Les relations se tendent entre le Vanuatu et la France. L'archipel de l'océan Pacifique souhaite engager une procédure contre Paris devant la Cour internationale de justice, rapporte la Cour dans un communiqué publié ce mardi. Le différend porte sur deux minuscules îles contestées, appelées Matthew et Hunter, situées à l'est de la Nouvelle-Calédonie.

Une revendication depuis 1980

Cette requête concerne "la souveraineté de Vanuatu sur les îles Umaenupne (Matthew) et Umaeneg/Leka (Hunter)" et "l'établissement d'une frontière maritime unique entre les zones économiques exclusives et les plateaux continentaux de Vanuatu et de la France (en ce qui concerne la Nouvelle-Calédonie)", a précisé la Cour.

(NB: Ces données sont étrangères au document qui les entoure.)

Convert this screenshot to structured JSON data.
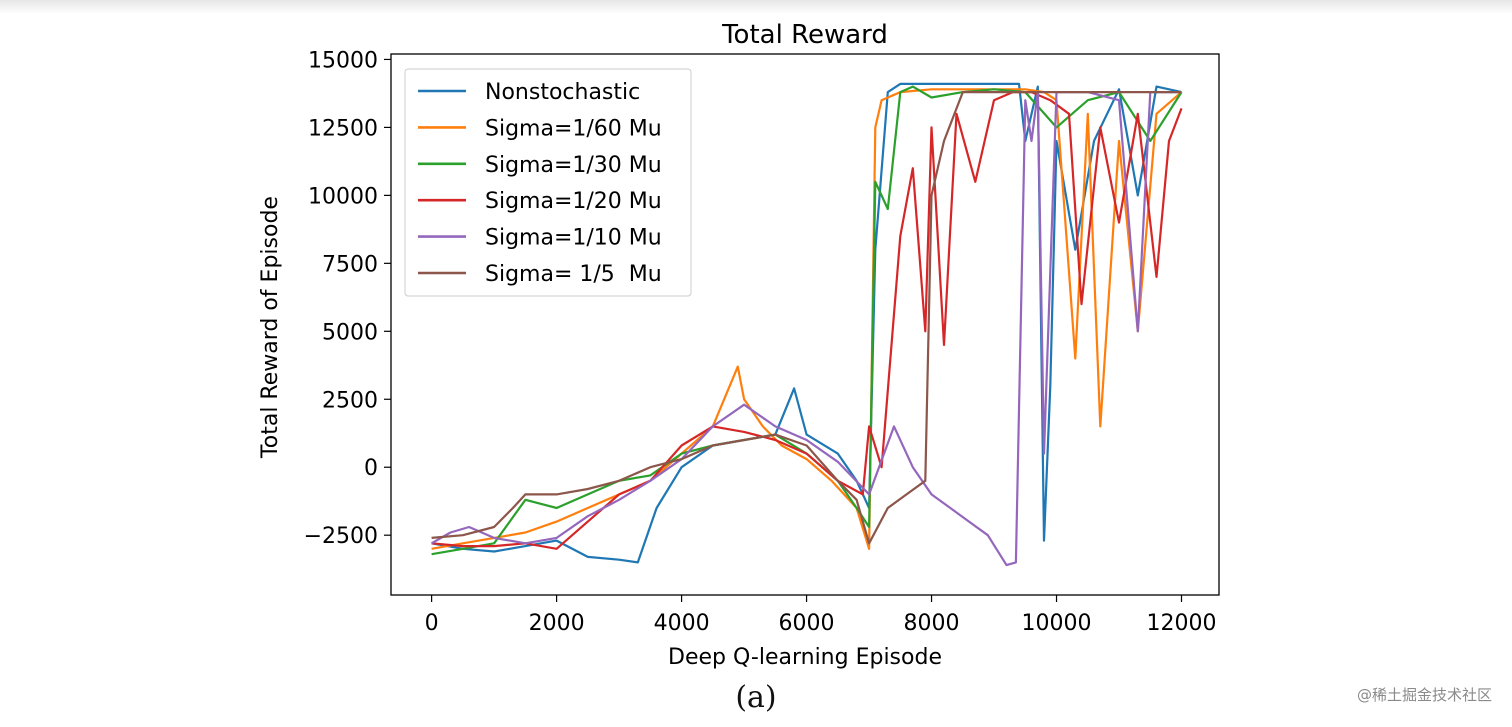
{
  "chart_data": {
    "type": "line",
    "title": "Total Reward",
    "xlabel": "Deep Q-learning Episode",
    "ylabel": "Total Reward of Episode",
    "xlim": [
      -650,
      12600
    ],
    "ylim": [
      -4700,
      15200
    ],
    "xticks": [
      0,
      2000,
      4000,
      6000,
      8000,
      10000,
      12000
    ],
    "xtick_labels": [
      "0",
      "2000",
      "4000",
      "6000",
      "8000",
      "10000",
      "12000"
    ],
    "yticks": [
      -2500,
      0,
      2500,
      5000,
      7500,
      10000,
      12500,
      15000
    ],
    "ytick_labels": [
      "−2500",
      "0",
      "2500",
      "5000",
      "7500",
      "10000",
      "12500",
      "15000"
    ],
    "legend_position": "top-left",
    "series": [
      {
        "name": "Nonstochastic",
        "color": "#1f77b4",
        "x": [
          0,
          500,
          1000,
          1500,
          2000,
          2500,
          3000,
          3300,
          3600,
          4000,
          4500,
          5000,
          5500,
          5800,
          6000,
          6500,
          6800,
          7000,
          7100,
          7300,
          7500,
          7700,
          8000,
          8500,
          9000,
          9400,
          9500,
          9700,
          9800,
          9900,
          10000,
          10300,
          10600,
          11000,
          11300,
          11600,
          12000
        ],
        "values": [
          -2800,
          -3000,
          -3100,
          -2900,
          -2700,
          -3300,
          -3400,
          -3500,
          -1500,
          0,
          800,
          1000,
          1200,
          2900,
          1200,
          500,
          -500,
          -1500,
          8000,
          13800,
          14100,
          14100,
          14100,
          14100,
          14100,
          14100,
          12000,
          14000,
          -2700,
          3000,
          12000,
          8000,
          12000,
          13900,
          10000,
          14000,
          13800
        ]
      },
      {
        "name": "Sigma=1/60 Mu",
        "color": "#ff7f0e",
        "x": [
          0,
          500,
          1000,
          1500,
          2000,
          2500,
          3000,
          3500,
          4000,
          4500,
          4900,
          5000,
          5300,
          5600,
          6000,
          6400,
          6800,
          7000,
          7100,
          7200,
          7500,
          8000,
          8500,
          9000,
          9500,
          9800,
          10000,
          10300,
          10500,
          10700,
          11000,
          11300,
          11600,
          12000
        ],
        "values": [
          -3000,
          -2800,
          -2600,
          -2400,
          -2000,
          -1500,
          -1000,
          -500,
          500,
          1500,
          3700,
          2500,
          1500,
          800,
          300,
          -500,
          -1500,
          -3000,
          12500,
          13500,
          13800,
          13900,
          13900,
          13900,
          13900,
          13800,
          13500,
          4000,
          13000,
          1500,
          12000,
          5000,
          13000,
          13800
        ]
      },
      {
        "name": "Sigma=1/30 Mu",
        "color": "#2ca02c",
        "x": [
          0,
          500,
          1000,
          1500,
          2000,
          2500,
          3000,
          3500,
          4000,
          4500,
          5000,
          5500,
          6000,
          6500,
          6800,
          7000,
          7100,
          7300,
          7500,
          7700,
          8000,
          8500,
          9000,
          9500,
          10000,
          10500,
          11000,
          11500,
          12000
        ],
        "values": [
          -3200,
          -3000,
          -2800,
          -1200,
          -1500,
          -1000,
          -500,
          -300,
          500,
          800,
          1000,
          1200,
          500,
          -500,
          -1500,
          -2200,
          10500,
          9500,
          13800,
          14000,
          13600,
          13800,
          13900,
          13800,
          12500,
          13500,
          13800,
          12000,
          13800
        ]
      },
      {
        "name": "Sigma=1/20 Mu",
        "color": "#d62728",
        "x": [
          0,
          500,
          1000,
          1500,
          2000,
          2500,
          3000,
          3500,
          4000,
          4500,
          5000,
          5500,
          6000,
          6500,
          6900,
          7000,
          7200,
          7500,
          7700,
          7900,
          8000,
          8200,
          8400,
          8700,
          9000,
          9300,
          9600,
          9900,
          10200,
          10400,
          10700,
          11000,
          11300,
          11600,
          11800,
          12000
        ],
        "values": [
          -2800,
          -2900,
          -2900,
          -2800,
          -3000,
          -2000,
          -1000,
          -500,
          800,
          1500,
          1300,
          1000,
          500,
          -500,
          -1000,
          1500,
          0,
          8500,
          11000,
          5000,
          12500,
          4500,
          13000,
          10500,
          13500,
          13800,
          13800,
          13500,
          13000,
          6000,
          12500,
          9000,
          13000,
          7000,
          12000,
          13200
        ]
      },
      {
        "name": "Sigma=1/10 Mu",
        "color": "#9467bd",
        "x": [
          0,
          300,
          600,
          1000,
          1500,
          2000,
          2500,
          3000,
          3500,
          4000,
          4500,
          5000,
          5500,
          6000,
          6500,
          7000,
          7400,
          7700,
          8000,
          8300,
          8600,
          8900,
          9200,
          9350,
          9500,
          9600,
          9700,
          9800,
          10000,
          10500,
          11000,
          11300,
          11500,
          12000
        ],
        "values": [
          -2800,
          -2400,
          -2200,
          -2600,
          -2800,
          -2600,
          -1800,
          -1200,
          -500,
          300,
          1500,
          2300,
          1500,
          1000,
          200,
          -1000,
          1500,
          0,
          -1000,
          -1500,
          -2000,
          -2500,
          -3600,
          -3500,
          13500,
          12000,
          13800,
          500,
          13800,
          13800,
          13500,
          5000,
          13800,
          13800
        ]
      },
      {
        "name": "Sigma= 1/5  Mu",
        "color": "#8c564b",
        "x": [
          0,
          500,
          1000,
          1300,
          1500,
          2000,
          2500,
          3000,
          3500,
          4000,
          4500,
          5000,
          5500,
          6000,
          6500,
          6800,
          7000,
          7300,
          7600,
          7900,
          8000,
          8200,
          8500,
          9000,
          9500,
          10000,
          10500,
          11000,
          11500,
          12000
        ],
        "values": [
          -2600,
          -2500,
          -2200,
          -1500,
          -1000,
          -1000,
          -800,
          -500,
          0,
          300,
          800,
          1000,
          1200,
          800,
          -500,
          -1200,
          -2800,
          -1500,
          -1000,
          -500,
          10000,
          12000,
          13800,
          13800,
          13800,
          13800,
          13800,
          13800,
          13800,
          13800
        ]
      }
    ]
  },
  "figure": {
    "caption": "(a)",
    "watermark": "@稀土掘金技术社区"
  }
}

Le Vanuatu revendique ces deux petits territoires depuis son accession à l'indépendance vis-à-vis de la France et du Royaume-Uni en 1980. Si les îles Matthew et Hunter mesurent moins d'1 km², et demeurent inhabitées et isolées du Pacifique sud, elles procurent une zone économique exclusive (ZEE) de 350.000 km² à la France.

"Essayer de trouver des solutions sans renoncer à la souveraineté"

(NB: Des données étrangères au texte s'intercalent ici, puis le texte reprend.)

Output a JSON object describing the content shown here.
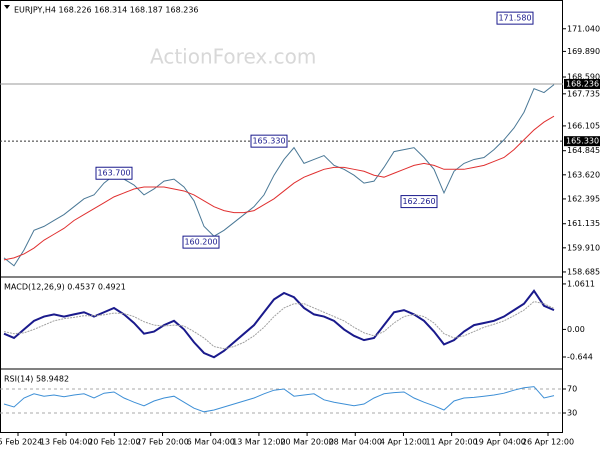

Cependant, Paris ne souhaite pas céder sa souveraineté sur ces îles. "La position de la France est claire et ferme. C'est une position de dialogue, une position d'ouverture, mais c'est surtout un rappel de la souveraineté de la France sur ces îles", a affirmé Éléonore Caroit, ministre déléguée chargée de la Francophonie et des Partenariats internationaux, qui dirige la délégation française au 55e Forum des îles du Pacifique aux Palaos.

Il faut "discuter, négocier, essayer de trouver des solutions sans renoncer à la souveraineté. Il n'en a jamais été question", a-t-elle insisté. Paris prend acte "à ce stade" de la requête du Vanuatu devant la Cour internationale de justice (CIJ) et répondra "sur la juridiction" et "sur le fond", "en temps voulu", a-t-elle ajouté.

Des discussions entamées en 2025

Le Vanuatu a déposé une requête visant à ouvrir une affaire devant la CIJ. Conformément au règlement de la Cour, l'affaire ne pourra être examinée que si la France reconnaît la compétence des juges internationaux pour statuer sur ce différend. Si Paris n'accepte pas cette compétence, "l'autre voie consiste à demander un avis consultatif" via "un vote à la majorité de l'Assemblée générale des Nations unies", a expliqué le ministre vanuatais de l'Environnement, Ralph Regenvanu, qui conduit une délégation de son pays au Forum.

La France et le Vanuatu ont entamé en 2025 des discussions pour trouver un consensus, en particulier sur les délimitations de la ZEE de chacun. Elles devaient initialement se poursuivre début 2026, mais ont dû être repoussées pour éviter un télescopage avec des échéances électorales en Nouvelle-Calédonie. En mai, le Premier ministre de Vanuatu, Jotham Napat, a accusé Paris de pratiques coloniales et menacé d'utiliser "toutes les voies diplomatiques et juridiques internationales" si les discussions n'aboutissaient pas.